Comment 3 Phil Schwan 2014-05-27 00:29:50 MDT

(In reply to Moe Jette from comment #2)
> 
> Would you happen to be changing the order in which your nodes are defined in
> Slurm.conf and running "scontrol reconfigure"? Something is clearly messing
> up the bitmap to node ordering.

I don't believe that the slurm.conf was changed at all, before this Saturday maintenance event (and any slurm reconfig that might've happened -- if one happened at all, due to logrotate -- would've been at least 12 hours prior to this instance)

Regardless, this bug is really about the fact that slurm _knew_ it was killing the job before it finished, but (as far as I can tell) it still told the epilog that it was successful, so the job was removed rather than being requeued.

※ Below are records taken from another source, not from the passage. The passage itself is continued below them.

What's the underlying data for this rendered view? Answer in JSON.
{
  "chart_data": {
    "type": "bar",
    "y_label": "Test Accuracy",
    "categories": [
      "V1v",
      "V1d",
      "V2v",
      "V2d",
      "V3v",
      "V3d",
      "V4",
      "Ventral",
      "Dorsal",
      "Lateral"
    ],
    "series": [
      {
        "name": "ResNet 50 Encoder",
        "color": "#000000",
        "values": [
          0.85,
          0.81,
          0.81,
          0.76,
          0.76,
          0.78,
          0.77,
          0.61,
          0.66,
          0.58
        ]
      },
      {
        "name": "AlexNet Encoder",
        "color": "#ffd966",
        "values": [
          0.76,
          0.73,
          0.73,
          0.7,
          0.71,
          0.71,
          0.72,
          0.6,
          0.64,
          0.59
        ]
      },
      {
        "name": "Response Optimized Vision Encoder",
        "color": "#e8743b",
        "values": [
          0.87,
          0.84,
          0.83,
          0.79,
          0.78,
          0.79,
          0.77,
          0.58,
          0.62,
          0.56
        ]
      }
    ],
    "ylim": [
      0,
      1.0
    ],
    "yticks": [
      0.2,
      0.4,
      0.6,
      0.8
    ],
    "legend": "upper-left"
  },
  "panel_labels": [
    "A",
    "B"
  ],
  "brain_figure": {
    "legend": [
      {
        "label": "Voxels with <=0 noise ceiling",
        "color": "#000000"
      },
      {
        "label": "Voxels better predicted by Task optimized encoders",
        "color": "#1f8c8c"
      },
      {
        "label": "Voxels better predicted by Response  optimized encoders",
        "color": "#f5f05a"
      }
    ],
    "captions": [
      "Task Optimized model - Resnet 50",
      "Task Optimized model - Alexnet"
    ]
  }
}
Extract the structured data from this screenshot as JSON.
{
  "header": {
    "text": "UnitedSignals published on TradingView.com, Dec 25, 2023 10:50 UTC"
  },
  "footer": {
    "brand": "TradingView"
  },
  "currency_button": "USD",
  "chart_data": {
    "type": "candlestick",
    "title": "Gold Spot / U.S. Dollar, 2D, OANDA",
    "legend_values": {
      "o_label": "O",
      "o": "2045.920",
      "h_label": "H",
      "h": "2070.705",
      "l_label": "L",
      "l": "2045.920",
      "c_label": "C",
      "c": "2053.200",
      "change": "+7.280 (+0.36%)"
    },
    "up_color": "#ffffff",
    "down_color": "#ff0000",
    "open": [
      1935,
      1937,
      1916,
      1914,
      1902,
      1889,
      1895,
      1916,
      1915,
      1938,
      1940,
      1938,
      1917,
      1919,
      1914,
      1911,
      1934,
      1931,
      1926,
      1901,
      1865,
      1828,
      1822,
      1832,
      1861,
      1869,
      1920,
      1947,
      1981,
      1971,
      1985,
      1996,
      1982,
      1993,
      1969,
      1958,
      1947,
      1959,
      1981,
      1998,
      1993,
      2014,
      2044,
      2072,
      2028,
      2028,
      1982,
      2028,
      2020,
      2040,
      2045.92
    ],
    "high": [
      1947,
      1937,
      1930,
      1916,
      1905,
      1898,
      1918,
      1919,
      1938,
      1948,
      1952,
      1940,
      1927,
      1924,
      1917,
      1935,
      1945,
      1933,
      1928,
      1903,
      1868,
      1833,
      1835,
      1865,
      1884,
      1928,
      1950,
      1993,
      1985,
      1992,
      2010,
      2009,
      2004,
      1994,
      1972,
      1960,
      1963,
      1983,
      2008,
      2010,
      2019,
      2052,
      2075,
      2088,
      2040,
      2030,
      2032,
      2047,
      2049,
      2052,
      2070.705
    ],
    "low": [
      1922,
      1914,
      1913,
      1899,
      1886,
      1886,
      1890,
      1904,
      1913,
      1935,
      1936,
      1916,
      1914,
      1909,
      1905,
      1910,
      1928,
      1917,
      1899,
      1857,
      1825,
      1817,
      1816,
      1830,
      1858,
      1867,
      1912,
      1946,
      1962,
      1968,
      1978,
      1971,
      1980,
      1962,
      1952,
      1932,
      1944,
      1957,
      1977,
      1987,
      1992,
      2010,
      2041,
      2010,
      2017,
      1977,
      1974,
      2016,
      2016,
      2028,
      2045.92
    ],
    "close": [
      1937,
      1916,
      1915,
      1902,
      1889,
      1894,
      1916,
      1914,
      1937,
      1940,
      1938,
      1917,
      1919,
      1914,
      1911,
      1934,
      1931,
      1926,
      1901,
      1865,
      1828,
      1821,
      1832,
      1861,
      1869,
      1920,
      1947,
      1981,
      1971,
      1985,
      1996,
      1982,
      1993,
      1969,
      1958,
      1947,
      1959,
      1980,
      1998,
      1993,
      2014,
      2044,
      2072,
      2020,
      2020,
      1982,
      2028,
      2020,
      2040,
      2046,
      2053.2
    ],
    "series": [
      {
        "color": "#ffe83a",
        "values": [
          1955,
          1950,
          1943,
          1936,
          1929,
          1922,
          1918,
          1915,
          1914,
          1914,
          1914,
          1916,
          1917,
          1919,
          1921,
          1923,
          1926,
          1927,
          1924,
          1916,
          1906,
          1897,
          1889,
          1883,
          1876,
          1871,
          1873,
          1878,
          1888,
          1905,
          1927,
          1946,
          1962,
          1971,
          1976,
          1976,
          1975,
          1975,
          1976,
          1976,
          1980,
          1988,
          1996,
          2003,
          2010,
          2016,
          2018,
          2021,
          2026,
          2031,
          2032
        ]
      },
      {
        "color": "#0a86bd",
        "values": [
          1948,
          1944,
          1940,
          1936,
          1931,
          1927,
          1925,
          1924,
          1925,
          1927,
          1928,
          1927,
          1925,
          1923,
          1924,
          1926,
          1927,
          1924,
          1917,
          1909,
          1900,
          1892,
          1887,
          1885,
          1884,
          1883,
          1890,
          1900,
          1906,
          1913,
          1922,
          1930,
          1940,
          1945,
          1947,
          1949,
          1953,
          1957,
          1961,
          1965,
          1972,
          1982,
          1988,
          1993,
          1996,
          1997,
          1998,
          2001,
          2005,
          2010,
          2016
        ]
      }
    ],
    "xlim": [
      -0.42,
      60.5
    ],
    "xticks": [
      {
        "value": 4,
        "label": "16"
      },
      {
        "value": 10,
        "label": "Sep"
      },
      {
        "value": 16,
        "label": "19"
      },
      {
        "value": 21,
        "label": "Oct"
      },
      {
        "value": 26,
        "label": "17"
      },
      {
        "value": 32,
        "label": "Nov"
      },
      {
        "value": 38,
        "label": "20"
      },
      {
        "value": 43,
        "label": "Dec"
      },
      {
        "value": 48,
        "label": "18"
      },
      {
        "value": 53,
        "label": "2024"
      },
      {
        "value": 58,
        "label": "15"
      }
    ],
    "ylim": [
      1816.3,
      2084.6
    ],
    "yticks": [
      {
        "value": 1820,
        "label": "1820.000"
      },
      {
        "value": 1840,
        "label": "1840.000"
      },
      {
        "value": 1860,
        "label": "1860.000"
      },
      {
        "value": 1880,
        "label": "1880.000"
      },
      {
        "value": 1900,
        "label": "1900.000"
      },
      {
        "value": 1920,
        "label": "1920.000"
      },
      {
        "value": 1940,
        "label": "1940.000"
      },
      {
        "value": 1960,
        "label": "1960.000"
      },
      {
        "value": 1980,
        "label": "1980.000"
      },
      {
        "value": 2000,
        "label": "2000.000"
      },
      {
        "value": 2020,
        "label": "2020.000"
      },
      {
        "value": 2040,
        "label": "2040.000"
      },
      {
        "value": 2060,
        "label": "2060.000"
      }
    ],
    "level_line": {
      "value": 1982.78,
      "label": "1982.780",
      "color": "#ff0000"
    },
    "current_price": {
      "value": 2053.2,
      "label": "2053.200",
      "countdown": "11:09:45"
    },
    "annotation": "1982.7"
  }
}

Comment 4 Moe Jette 2014-05-27 08:35:32 MDT

I'm not sure what would be the best exit code value to set for missing batch job, but will agree that zero definitely isn't good. Here is a patch to set the exit code to 1, but I am open to suggestions for other values.

https://github.com/SchedMD/slurm/commit/38a78b3fcd890f274ad5481c375863ad60e251d8

Comment 5 Phil Schwan 2014-05-27 21:37:41 MDT

Thanks.  I agree; no idea what the code should be, but I'm happy as long as it's non-zero.

I think I see what might be the root cause, which I'll file separately.